Validating DataFrame Dependencies
We can use the spark-daria library to validate the DataFrame requirements of schema independent transformations.
def withAgePlusOne(
ageColName: String,
resultColName: String
)(df: DataFrame): DataFrame = {
validatePresenceOfColumns(df, Seq(ageColName))
df.withColumn(resultColName, col(ageColName) + 1)
}
The validatePresenceOfColumns
check ensures that the code will throw a descriptive error message if the underlying DataFrame doesn’t contain the ageColName
column.
Read this blog post for a detailed discussion on validating DataFrame schemas.
When to use schema dependent transformations vs schema independent transformations
The public interface of your code should expose schema independent transformations for function that will be used on a variety of schemas.
Schema dependent transformations are useful for functions that are only expected to run on a single schema.
Suppose you have the following sourceDF.
+-----+------+----+-----+
|fname| lname| ssn| zip|
+-----+------+----+-----+
| bob|barker|1234|11111|
| rich| piano|4444|22222|
+-----+------+----+-----+
Let’s write a withPersonId transformation to append a person_id column to the DataFrame.
def withPersonId()(df: DataFrame): DataFrame = {
sourceDF.withColumn(
"person_id",
md5(concat_ws(",", $"fname", $"lname", $"ssn", $"zip"))
)
}
Let’s run the code and see the results.
sourceDF.transform(withPersonId()).show()+-----+------+----+-----+--------------------+
|fname| lname| ssn| zip| person_id|
+-----+------+----+-----+--------------------+
| bob|barker|1234|11111|fa57b17f53ebfe07e...|
| rich| piano|4444|22222|b73a570f4240c5ba5...|
+-----+------+----+-----+--------------------+
This code is a little bulky when it’s expressed as a schema independent DataFrame transformation.
def withPersonId(
fnameColName: String,
lnameColName: String,
ssnColName: String,
zipColName: String
)(df: DataFrame): DataFrame = {
sourceDF.withColumn(
"person_id",
md5(
concat_ws(
",",
col(fnameColName),
col(lnameColName),
col(ssnColName),
col(zipColName)
)
)
)
}
Invoking the schema independent DataFrame transformation is also a bit more bulky.
sourceDF.transform(
withPersonId("fname", "lname", "ssn", "zip")
).show()
We can set smart defaults to clean up the function invocation of the schema independent DataFrame transformation.
def withPersonId(
fnameColName: String = "fname",
lnameColName: String = "lname",
ssnColName: String = "ssn",
zipColName: String = "zip"
)(df: DataFrame): DataFrame = {
sourceDF.withColumn(
"person_id",
md5(
concat_ws(
",",
col(fnameColName),
col(lnameColName),
col(ssnColName),
col(zipColName)
)
)
)
}
So…. should withPersonId
be a schema dependent or schema independent DataFrame transformation? It depends 😉
If withPersonId
will be called on a variety of DataFrame schemas, we should make it a flexible, schema independent transformation.
If withPersonId
will only be called on DataFrames with a single schema, we can use a schema dependent transformation
What about user defined functions?
User defined functions will obviously be used extensively in your codebase, but should we expose UDFs as part of our public interface?

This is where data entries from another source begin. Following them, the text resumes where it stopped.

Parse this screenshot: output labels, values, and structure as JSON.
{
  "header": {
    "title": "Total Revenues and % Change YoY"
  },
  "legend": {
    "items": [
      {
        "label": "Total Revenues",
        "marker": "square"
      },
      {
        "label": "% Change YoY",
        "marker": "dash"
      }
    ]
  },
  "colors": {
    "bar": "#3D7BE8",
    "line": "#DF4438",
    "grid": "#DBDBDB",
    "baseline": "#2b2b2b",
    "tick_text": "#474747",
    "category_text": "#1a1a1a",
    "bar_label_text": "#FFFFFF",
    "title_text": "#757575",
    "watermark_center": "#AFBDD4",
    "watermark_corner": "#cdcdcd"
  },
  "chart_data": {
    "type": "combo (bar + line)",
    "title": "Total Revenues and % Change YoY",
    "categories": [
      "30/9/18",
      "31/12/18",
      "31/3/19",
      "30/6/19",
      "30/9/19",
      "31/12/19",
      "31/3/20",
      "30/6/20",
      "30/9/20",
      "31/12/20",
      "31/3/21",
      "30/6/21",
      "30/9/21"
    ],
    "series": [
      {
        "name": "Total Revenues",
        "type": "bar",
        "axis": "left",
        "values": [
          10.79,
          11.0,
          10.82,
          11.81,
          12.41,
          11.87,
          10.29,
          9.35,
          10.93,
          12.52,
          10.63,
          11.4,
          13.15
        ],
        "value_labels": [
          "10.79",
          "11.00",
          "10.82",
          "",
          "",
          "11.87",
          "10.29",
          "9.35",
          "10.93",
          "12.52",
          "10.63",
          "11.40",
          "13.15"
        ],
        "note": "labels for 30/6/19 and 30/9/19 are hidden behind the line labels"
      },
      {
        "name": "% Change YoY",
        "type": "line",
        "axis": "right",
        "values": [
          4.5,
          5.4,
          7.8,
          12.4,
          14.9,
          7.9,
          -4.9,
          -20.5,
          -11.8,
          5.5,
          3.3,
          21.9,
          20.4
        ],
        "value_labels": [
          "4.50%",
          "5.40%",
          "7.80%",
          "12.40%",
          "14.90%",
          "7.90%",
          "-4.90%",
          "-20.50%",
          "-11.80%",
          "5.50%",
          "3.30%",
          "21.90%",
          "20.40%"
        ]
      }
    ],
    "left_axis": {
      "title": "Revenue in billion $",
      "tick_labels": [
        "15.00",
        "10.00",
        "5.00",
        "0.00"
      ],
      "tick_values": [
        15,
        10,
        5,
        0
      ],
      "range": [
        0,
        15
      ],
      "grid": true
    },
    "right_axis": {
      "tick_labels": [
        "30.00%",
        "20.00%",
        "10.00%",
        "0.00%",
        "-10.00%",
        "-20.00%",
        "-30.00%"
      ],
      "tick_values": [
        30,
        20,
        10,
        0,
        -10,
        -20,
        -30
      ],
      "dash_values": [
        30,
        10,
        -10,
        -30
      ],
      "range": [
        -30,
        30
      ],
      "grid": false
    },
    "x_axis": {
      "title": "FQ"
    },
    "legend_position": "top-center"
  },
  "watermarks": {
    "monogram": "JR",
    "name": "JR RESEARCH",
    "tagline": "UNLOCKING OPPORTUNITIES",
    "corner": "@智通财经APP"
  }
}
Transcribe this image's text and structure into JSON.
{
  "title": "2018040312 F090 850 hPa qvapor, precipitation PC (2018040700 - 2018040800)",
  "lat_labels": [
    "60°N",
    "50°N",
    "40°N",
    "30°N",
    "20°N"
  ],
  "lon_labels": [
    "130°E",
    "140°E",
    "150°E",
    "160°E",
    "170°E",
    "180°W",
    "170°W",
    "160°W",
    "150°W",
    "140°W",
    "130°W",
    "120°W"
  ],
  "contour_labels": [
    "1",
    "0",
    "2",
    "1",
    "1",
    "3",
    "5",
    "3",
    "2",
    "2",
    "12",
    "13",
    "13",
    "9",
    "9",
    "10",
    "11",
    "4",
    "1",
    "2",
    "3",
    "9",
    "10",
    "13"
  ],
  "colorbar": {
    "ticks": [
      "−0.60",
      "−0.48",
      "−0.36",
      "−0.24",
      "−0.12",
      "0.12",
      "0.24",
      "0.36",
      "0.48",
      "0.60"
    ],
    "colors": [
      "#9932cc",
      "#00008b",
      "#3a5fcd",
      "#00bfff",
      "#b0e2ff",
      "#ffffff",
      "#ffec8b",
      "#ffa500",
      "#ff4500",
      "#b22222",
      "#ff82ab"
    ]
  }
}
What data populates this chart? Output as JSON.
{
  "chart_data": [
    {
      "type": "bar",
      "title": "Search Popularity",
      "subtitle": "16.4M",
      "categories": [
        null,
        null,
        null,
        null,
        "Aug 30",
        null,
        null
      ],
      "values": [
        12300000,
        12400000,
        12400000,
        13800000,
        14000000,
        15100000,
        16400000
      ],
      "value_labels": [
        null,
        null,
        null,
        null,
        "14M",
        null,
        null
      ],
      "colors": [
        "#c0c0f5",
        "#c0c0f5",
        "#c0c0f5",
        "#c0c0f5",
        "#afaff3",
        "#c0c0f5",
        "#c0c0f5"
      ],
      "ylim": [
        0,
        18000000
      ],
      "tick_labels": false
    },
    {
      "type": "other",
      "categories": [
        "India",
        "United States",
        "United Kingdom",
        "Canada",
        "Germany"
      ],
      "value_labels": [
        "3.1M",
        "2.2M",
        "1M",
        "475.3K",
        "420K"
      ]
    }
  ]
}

It’s OK to expose UDFs that are high-level and don’t contain business logic. Spark’s org.apache.spark.sql.functions package provides a lot of good examples of generic functions that should be exposed.
spark-daria also exposes high-level functions.
It’s better to wrap used defined functions that contain business logic in DataFrame transformations and expose the DataFrame transformation as part of your public interface.
Conclusion
Adding schema independent DataFrame transformations to your repertoire will make you a more complete Spark programmer.
Practice the art of optimally selecting a schema dependent transformation, schema independent transformation, or user defined function given your circumstances.
Spark is a demanding engine and it’s vitally important for programmers to manage complexity by exposing the right public interfaces. Make sure to use schema independent transformation as appropriate.